C’est une belle opération qu’a menée, le 21 mars dernier, le magasin Intermarché de Provins. Bien pensée, bien communiquée. Une opération qui s’inscrivait dans le programme européen de lutte contre le gaspillage et qui consistait à vendre, à prix discount, des fruits et légumes «moches». Comprenez : non calibrés. Pour l’occasion, le point de vente s’était doté d’une tête de gondole où se côtoyaient 1200 kilos de carottes, pommes et oranges «moches». Impressionnant. Des «soupes de carottes moches» et des «jus aux oranges moches »réalisés sur place étaient même proposés aux clients pour animer l’opération.

L’initiative est d’autant plus intéressante à relever qu’elle peut être lue comme un acte de mea-culpa, puisque c’est la grande distribution qui a imposé la standardisation des fruits et légumes… Au delà de cet exercice de repentir symbolique, elle mérite aussi attention puisqu’elle prend à rebrousse-poil le mouvement de notre société vers toujours plus de beauté et de perfection. Une nouvelle voie pour le bas prix s’ouvre ici.

Après le low-cost de moindre qualité, le low-cost en grande quantité, le low-cost sur palettes ou le low-cost glamour (pas cher mais toujours à la mode), place au low-cost à l’esthétique «low». Moins cher car moins beau. Le filon n’est pas prêt de s’épuiser.

Jouer sur une apparence «en rupture» n’est pas une mauvaise idée. D’une part, parce que tous les consommateurs ne sont pas guidés par des préoccupations esthétiques. D’autre part, parce ce que ce qui échappe aux normes est aujourd’hui recherché et valorisé car vécu comme un signe d’authenticité, de rusticité et de naturalité. Les vertus du moche ont de quoi séduire toutes les populations aux penchants bobo.

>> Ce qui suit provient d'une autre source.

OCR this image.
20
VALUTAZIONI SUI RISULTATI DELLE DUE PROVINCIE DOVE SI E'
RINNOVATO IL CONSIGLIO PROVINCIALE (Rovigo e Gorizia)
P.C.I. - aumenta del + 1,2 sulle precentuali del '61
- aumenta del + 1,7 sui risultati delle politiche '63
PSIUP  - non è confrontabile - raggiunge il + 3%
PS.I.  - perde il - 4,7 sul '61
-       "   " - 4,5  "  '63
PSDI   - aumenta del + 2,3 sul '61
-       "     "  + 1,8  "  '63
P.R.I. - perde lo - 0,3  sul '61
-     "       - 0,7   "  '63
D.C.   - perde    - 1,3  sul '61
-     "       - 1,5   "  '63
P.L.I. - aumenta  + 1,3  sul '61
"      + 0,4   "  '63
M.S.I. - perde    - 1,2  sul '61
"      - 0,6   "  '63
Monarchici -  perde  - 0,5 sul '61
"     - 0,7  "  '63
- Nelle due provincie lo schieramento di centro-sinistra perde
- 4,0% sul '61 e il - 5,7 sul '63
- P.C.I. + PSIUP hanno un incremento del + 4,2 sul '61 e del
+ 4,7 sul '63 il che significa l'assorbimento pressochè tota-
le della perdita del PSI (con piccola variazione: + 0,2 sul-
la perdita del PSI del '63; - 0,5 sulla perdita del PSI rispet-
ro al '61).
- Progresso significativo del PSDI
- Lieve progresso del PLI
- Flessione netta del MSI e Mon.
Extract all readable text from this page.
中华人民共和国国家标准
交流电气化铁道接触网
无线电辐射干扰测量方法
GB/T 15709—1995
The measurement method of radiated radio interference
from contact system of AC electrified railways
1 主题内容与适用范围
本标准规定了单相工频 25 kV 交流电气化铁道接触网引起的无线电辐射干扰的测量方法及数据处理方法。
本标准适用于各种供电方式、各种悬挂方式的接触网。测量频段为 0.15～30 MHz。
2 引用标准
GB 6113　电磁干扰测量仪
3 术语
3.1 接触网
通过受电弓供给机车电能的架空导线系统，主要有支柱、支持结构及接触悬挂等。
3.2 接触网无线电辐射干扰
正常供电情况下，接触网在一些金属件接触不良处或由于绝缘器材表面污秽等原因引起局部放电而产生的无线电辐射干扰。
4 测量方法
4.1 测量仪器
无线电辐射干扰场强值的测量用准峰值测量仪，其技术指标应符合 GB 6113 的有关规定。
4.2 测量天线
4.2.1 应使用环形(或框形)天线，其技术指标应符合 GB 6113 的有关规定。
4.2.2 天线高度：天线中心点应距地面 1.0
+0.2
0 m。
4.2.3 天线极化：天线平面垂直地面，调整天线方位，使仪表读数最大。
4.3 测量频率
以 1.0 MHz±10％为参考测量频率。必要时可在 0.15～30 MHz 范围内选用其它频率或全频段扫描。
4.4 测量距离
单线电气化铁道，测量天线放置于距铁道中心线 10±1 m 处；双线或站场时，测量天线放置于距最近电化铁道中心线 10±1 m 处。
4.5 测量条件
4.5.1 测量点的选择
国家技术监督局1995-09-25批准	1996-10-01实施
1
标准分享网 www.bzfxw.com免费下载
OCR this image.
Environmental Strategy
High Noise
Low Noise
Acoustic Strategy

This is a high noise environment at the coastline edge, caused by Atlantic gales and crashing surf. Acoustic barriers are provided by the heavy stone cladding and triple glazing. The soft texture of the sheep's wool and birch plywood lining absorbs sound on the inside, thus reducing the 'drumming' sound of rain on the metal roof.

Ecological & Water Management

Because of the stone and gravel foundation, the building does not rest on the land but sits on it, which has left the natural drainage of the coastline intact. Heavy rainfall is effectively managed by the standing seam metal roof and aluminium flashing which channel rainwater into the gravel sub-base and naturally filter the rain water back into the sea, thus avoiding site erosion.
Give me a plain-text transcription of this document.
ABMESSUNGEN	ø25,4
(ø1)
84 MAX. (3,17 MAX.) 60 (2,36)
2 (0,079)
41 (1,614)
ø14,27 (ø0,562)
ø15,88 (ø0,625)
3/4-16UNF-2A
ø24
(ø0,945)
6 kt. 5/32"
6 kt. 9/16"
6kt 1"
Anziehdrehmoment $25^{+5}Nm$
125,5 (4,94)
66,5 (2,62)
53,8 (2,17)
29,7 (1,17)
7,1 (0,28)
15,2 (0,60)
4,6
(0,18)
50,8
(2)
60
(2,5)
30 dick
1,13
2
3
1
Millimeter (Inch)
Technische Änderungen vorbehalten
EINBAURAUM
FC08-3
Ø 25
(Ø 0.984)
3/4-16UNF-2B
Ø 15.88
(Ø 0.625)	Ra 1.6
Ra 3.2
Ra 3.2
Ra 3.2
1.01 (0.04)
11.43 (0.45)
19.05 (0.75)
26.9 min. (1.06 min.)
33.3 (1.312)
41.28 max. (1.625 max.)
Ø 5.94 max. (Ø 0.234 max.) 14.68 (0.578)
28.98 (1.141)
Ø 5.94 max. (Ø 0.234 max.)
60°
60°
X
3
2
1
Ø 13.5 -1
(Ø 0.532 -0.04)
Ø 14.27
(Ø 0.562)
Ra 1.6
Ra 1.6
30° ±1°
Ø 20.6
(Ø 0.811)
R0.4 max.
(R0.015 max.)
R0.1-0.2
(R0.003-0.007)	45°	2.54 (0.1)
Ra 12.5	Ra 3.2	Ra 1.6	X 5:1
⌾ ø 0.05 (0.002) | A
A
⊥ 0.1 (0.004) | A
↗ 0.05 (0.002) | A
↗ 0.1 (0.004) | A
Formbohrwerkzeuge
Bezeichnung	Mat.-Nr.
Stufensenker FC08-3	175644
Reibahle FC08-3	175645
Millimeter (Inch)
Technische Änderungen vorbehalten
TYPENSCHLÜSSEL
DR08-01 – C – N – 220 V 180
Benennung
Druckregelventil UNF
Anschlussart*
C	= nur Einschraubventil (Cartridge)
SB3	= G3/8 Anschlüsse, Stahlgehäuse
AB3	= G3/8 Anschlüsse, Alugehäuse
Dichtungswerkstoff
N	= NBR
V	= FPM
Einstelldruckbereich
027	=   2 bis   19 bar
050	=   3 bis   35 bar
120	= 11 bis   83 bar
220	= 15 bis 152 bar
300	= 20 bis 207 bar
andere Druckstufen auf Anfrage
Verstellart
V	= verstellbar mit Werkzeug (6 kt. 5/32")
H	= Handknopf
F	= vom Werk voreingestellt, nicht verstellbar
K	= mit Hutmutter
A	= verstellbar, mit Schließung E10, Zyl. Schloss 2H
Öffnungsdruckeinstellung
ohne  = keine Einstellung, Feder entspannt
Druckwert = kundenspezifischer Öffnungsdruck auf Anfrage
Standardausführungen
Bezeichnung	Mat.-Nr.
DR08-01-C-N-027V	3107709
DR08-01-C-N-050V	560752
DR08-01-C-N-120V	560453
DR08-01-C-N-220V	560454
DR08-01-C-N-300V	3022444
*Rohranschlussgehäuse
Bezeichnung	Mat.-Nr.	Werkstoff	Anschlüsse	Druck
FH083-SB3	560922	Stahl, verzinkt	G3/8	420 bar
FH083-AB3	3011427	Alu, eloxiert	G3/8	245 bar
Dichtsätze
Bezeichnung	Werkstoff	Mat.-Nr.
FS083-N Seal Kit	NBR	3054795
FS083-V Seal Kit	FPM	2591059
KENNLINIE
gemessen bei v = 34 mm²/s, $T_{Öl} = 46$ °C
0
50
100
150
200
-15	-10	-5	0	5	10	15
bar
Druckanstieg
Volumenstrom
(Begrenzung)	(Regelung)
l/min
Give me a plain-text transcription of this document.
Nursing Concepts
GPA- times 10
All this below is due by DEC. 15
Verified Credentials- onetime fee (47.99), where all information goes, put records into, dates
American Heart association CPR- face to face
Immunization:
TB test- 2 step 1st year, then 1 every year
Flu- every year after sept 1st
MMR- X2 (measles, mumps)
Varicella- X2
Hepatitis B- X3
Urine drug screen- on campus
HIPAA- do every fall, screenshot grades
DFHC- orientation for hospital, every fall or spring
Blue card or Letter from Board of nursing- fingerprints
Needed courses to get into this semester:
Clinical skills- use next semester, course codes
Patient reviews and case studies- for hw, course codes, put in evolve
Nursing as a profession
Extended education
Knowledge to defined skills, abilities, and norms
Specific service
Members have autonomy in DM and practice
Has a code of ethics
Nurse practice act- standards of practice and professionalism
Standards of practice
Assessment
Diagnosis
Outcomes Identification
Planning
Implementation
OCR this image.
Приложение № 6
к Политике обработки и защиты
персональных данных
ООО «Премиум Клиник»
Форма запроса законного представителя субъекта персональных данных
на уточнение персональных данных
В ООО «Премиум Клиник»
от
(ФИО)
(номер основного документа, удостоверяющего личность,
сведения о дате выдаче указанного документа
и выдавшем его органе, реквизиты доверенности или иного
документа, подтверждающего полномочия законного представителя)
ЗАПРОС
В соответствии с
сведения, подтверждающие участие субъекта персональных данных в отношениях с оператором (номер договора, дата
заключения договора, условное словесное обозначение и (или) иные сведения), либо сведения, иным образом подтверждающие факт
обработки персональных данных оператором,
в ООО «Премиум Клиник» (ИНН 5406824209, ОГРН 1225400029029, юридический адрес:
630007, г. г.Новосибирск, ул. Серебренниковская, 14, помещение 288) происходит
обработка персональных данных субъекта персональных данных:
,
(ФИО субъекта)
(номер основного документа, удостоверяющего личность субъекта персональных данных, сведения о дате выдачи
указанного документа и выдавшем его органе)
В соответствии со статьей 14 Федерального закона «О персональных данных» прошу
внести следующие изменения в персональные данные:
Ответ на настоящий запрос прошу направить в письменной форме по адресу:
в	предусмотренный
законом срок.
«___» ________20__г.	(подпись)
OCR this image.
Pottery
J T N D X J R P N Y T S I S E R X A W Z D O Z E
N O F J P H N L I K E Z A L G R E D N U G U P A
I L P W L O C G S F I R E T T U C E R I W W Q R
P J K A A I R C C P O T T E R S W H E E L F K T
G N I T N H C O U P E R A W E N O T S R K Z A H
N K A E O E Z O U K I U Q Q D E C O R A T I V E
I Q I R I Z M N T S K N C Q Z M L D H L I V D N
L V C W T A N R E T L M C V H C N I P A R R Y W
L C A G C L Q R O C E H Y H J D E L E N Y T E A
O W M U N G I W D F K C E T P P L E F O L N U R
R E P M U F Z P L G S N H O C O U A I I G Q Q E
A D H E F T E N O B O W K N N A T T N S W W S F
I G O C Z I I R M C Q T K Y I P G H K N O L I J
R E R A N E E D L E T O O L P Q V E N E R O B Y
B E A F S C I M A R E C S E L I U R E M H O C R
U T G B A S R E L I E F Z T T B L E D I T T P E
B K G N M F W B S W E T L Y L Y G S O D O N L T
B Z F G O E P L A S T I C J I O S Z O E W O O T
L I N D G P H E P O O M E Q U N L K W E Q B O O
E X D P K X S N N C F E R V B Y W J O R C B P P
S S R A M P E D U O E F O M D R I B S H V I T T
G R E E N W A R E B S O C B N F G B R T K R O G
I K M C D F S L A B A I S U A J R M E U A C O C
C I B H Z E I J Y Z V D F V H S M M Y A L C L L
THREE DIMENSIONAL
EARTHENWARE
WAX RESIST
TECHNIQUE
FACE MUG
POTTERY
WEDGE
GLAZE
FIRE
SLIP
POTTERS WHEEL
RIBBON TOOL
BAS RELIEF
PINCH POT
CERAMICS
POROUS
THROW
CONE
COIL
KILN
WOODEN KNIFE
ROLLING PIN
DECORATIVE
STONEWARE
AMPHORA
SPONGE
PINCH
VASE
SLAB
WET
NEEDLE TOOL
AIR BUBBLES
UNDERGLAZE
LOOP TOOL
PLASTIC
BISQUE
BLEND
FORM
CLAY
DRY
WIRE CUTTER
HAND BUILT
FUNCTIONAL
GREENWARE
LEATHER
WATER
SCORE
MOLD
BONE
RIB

La presse ne cesse, depuis quelques semaines, d’évoquer le phénomène du «normcore» : paraître banal, quand tout le monde cherche à se construire un style et à s’attribuer une attitude. Une nouvelle normalité est en route. Le moche est du voyage.

So What ?

Le «parfait» est du domaine de l’industriel et de la norme, quand «l’imparfait» est synonyme de vivant et d’humain. Les attentes des consommateurs ne sont-elles pas en train d’évoluer vers ces derniers ?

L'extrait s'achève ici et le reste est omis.